Waste of money imo, just increase capacity. Surely busines folk in 15 years time won't place such importance on the lost 30 minutes commuting to London that they apparently do now, it doesn't need to be lost time even nowadays. Just how much would a ticket cost on the proposed new line?

problem being that on most lines where capacity is an issue there isn't really any option to increase capacity, at least not without basically having to build an entire new line, which if done alongside the existing tracks would involve these mainlines being closed and/or subject to single line operations for serious lengths of time while the work was done - basically much of the network would grind to a halt for 5-10 years while the capacity was increased, as they've done virtually all the relatively simple stuff.
 
we need everyone to share , tweet and facebook these news items....

No we don't.

More trains are a good thing. Its good the government a spending money of things that don't involve bombs. Its cheaper than trident.
 
Are people not concerned about increasing pollution , environmentally friendly transport in the future .....?

Rail = about 4% of pollutants for example , - went to Brum today , train was almost full at 1250 departure coming back - any dissenters fancy trying to timetable another 4 or 5 trains per hour on the West Coast main line. The experts cannot do it !

We need to plan for the future transport growth - (or do we just sit there and read the journos commenting on "we are so far behind the French , Spanish , Germans etc with their great high Speed rail links etc)

Whilst complaining about the M1 / M40 / M6 / A1 etc.
 
Totally agree about rural bus services btw....

Rural bus services are a bad joke here in Devon. I currently live in Plymouth and it takes me as long to get to Holsworthy using rural buses (my only option as I don't drive) as it would to reach Reading on a National Express coach. Holsworthy being only about 50 miles from Plymouth.
 
There is a very detailed London-centric discussion here by the Transpot Committee of the London Assembly:


http://static.london.gov.uk/webcast/jul11/transport_committee_140711.asx


Speaking are:
Adam Raphael - Director of the Campaign for High Speed Rail
Richard Hebditch - Campaigns Director for London Campaign for Better Transport
Chris Stokes - 51M (a group representing fourteen local authorities in Buckinghamshire, Warwickshire and Leicestershire which have joined together in a national campaign to actively challenge the HS2 scheme)
Joe Rukin - Campaign Coordinator for Stop High Speed 2
 
TBF most countries have separate lines for high speed passenger services and for freight, but the biggest green improvements would be to try and use any high speed networks built to let more freight on the 'normal' lines and get it off the roads.

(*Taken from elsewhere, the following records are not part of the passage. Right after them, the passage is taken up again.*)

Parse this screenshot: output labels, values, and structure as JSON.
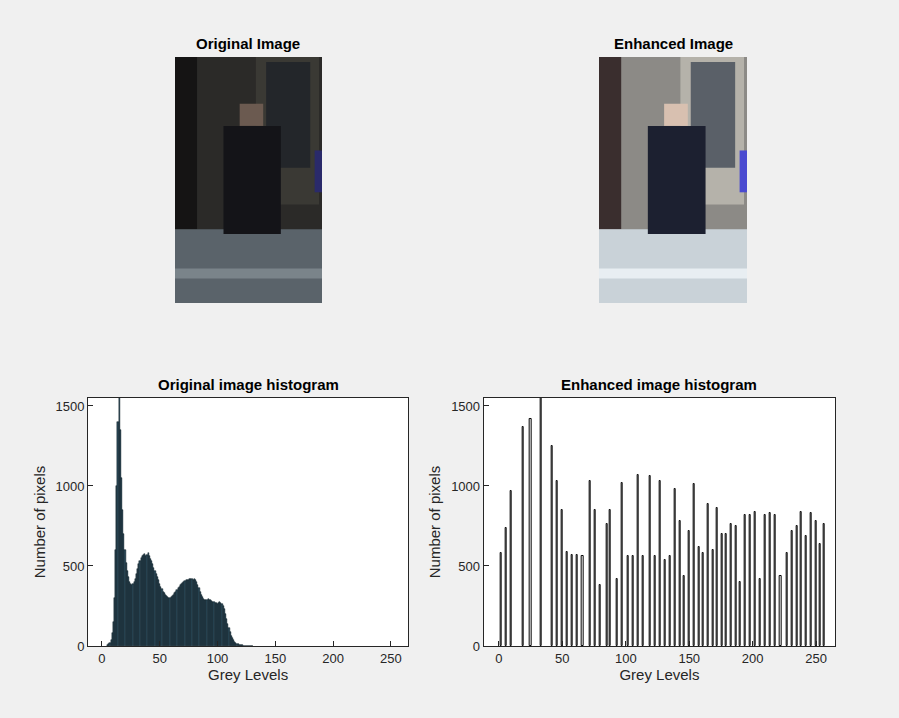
{
  "images": [
    {
      "title": "Original Image"
    },
    {
      "title": "Enhanced Image"
    }
  ],
  "chart_data": [
    {
      "type": "bar",
      "title": "Original image histogram",
      "xlabel": "Grey Levels",
      "ylabel": "Number of pixels",
      "color": "#2c4a5a",
      "x": [
        5,
        6,
        7,
        8,
        9,
        10,
        11,
        12,
        13,
        14,
        15,
        16,
        17,
        18,
        19,
        20,
        21,
        22,
        23,
        24,
        25,
        26,
        27,
        28,
        29,
        30,
        31,
        32,
        33,
        34,
        35,
        36,
        37,
        38,
        39,
        40,
        41,
        42,
        43,
        44,
        45,
        46,
        47,
        48,
        49,
        50,
        51,
        52,
        53,
        54,
        55,
        56,
        57,
        58,
        59,
        60,
        61,
        62,
        63,
        64,
        65,
        66,
        67,
        68,
        69,
        70,
        71,
        72,
        73,
        74,
        75,
        76,
        77,
        78,
        79,
        80,
        81,
        82,
        83,
        84,
        85,
        86,
        87,
        88,
        89,
        90,
        91,
        92,
        93,
        94,
        95,
        96,
        97,
        98,
        99,
        100,
        101,
        102,
        103,
        104,
        105,
        106,
        107,
        108,
        109,
        110,
        111,
        112,
        113,
        114,
        115,
        116,
        117,
        118,
        119,
        120,
        121,
        122,
        123,
        124,
        125,
        126,
        127,
        128,
        129,
        130
      ],
      "values": [
        5,
        10,
        20,
        40,
        80,
        150,
        300,
        600,
        1000,
        1400,
        1550,
        1350,
        1050,
        850,
        700,
        600,
        520,
        470,
        430,
        400,
        390,
        380,
        390,
        400,
        420,
        450,
        480,
        510,
        530,
        550,
        560,
        570,
        575,
        565,
        570,
        580,
        560,
        545,
        530,
        510,
        490,
        470,
        450,
        430,
        410,
        390,
        370,
        355,
        340,
        330,
        320,
        310,
        305,
        300,
        300,
        305,
        310,
        320,
        330,
        340,
        350,
        360,
        370,
        380,
        390,
        395,
        400,
        405,
        410,
        415,
        415,
        420,
        420,
        420,
        415,
        420,
        410,
        400,
        380,
        360,
        340,
        320,
        305,
        295,
        290,
        285,
        290,
        295,
        290,
        285,
        280,
        275,
        275,
        270,
        270,
        265,
        270,
        275,
        270,
        265,
        250,
        230,
        200,
        170,
        140,
        110,
        85,
        65,
        50,
        38,
        28,
        20,
        15,
        11,
        8,
        6,
        5,
        4,
        3,
        3,
        2,
        2,
        2,
        1,
        1,
        1
      ],
      "xlim": [
        -12,
        265
      ],
      "xticks": [
        0,
        50,
        100,
        150,
        200,
        250
      ],
      "ylim": [
        0,
        1550
      ],
      "yticks": [
        0,
        500,
        1000,
        1500
      ]
    },
    {
      "type": "bar",
      "title": "Enhanced image histogram",
      "xlabel": "Grey Levels",
      "ylabel": "Number of pixels",
      "color": "#000000",
      "x": [
        2,
        6,
        10,
        19,
        25,
        33,
        42,
        46,
        50,
        54,
        58,
        62,
        66,
        72,
        76,
        80,
        85,
        88,
        93,
        97,
        102,
        106,
        110,
        114,
        119,
        123,
        127,
        131,
        135,
        139,
        143,
        146,
        150,
        154,
        158,
        161,
        165,
        169,
        172,
        176,
        179,
        183,
        187,
        190,
        194,
        198,
        202,
        206,
        210,
        214,
        218,
        222,
        227,
        231,
        235,
        238,
        242,
        246,
        250,
        253,
        256
      ],
      "values": [
        580,
        740,
        970,
        1370,
        1420,
        1550,
        1250,
        1030,
        850,
        590,
        570,
        570,
        560,
        1030,
        850,
        380,
        760,
        850,
        420,
        1020,
        560,
        560,
        1070,
        560,
        1060,
        560,
        1030,
        540,
        560,
        980,
        780,
        440,
        720,
        1010,
        620,
        580,
        890,
        600,
        860,
        700,
        700,
        760,
        750,
        400,
        820,
        820,
        840,
        420,
        820,
        830,
        820,
        440,
        580,
        720,
        750,
        840,
        690,
        830,
        780,
        640,
        760
      ],
      "xlim": [
        -12,
        265
      ],
      "xticks": [
        0,
        50,
        100,
        150,
        200,
        250
      ],
      "ylim": [
        0,
        1550
      ],
      "yticks": [
        0,
        500,
        1000,
        1500
      ]
    }
  ]
}
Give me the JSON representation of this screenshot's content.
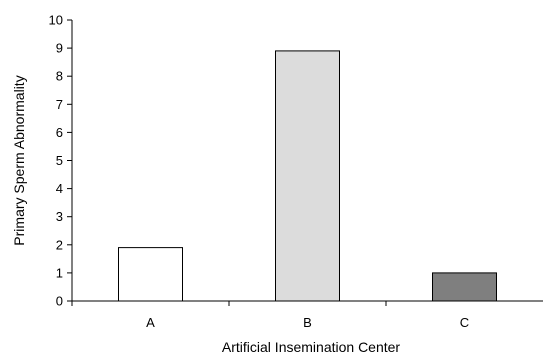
{
  "chart_data": {
    "type": "bar",
    "title": "",
    "xlabel": "Artificial Insemination Center",
    "ylabel": "Primary Sperm Abnormality",
    "categories": [
      "A",
      "B",
      "C"
    ],
    "values": [
      1.9,
      8.9,
      1.0
    ],
    "colors": [
      "#ffffff",
      "#dcdcdc",
      "#7f7f7f"
    ],
    "ylim": [
      0,
      10
    ],
    "yticks": [
      "0",
      "1",
      "2",
      "3",
      "4",
      "5",
      "6",
      "7",
      "8",
      "9",
      "10"
    ],
    "grid": false,
    "legend": "none"
  }
}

Beeching was a short-sighted cunt, tbf.

I'm guessing that the real thing that keeps a lot of people off rail is the prohibitive costs....I am off to my OU summer school driving because without knowing I was going a moth in advance a return ticket from Milton Keynes to Bath would cost nearly £200! I could get there and back in the truck for less, let alone my diesel blat motor.
 
TBF most countries have separate lines for high speed passenger services and for freight, but the biggest green improvements would be to try and use any high speed networks built to let more freight on the 'normal' lines and get it off the roads.

Beeching was a short-sighted cunt, tbf.

I'm guessing that the real thing that keeps a lot of people off rail is the prohibitive costs....I am off to my OU summer school driving because without knowing I was going a moth in advance a return ticket from Milton Keynes to Bath would cost nearly £200! I could get there and back in the truck for less, let alone my diesel blat motor.

Are you sure? I got the figure £58. Are you using National Rail Enquires? Try going off peak etc . .
 
Looks like it is going ahead. I really don't understand the objections to it.

If it was a road people would be up in arms in a big way. It is going to tear through a load of countryside just like a road construction.

Are people really going to be travelling more in 2030 ? or are we all going to be linked by the net?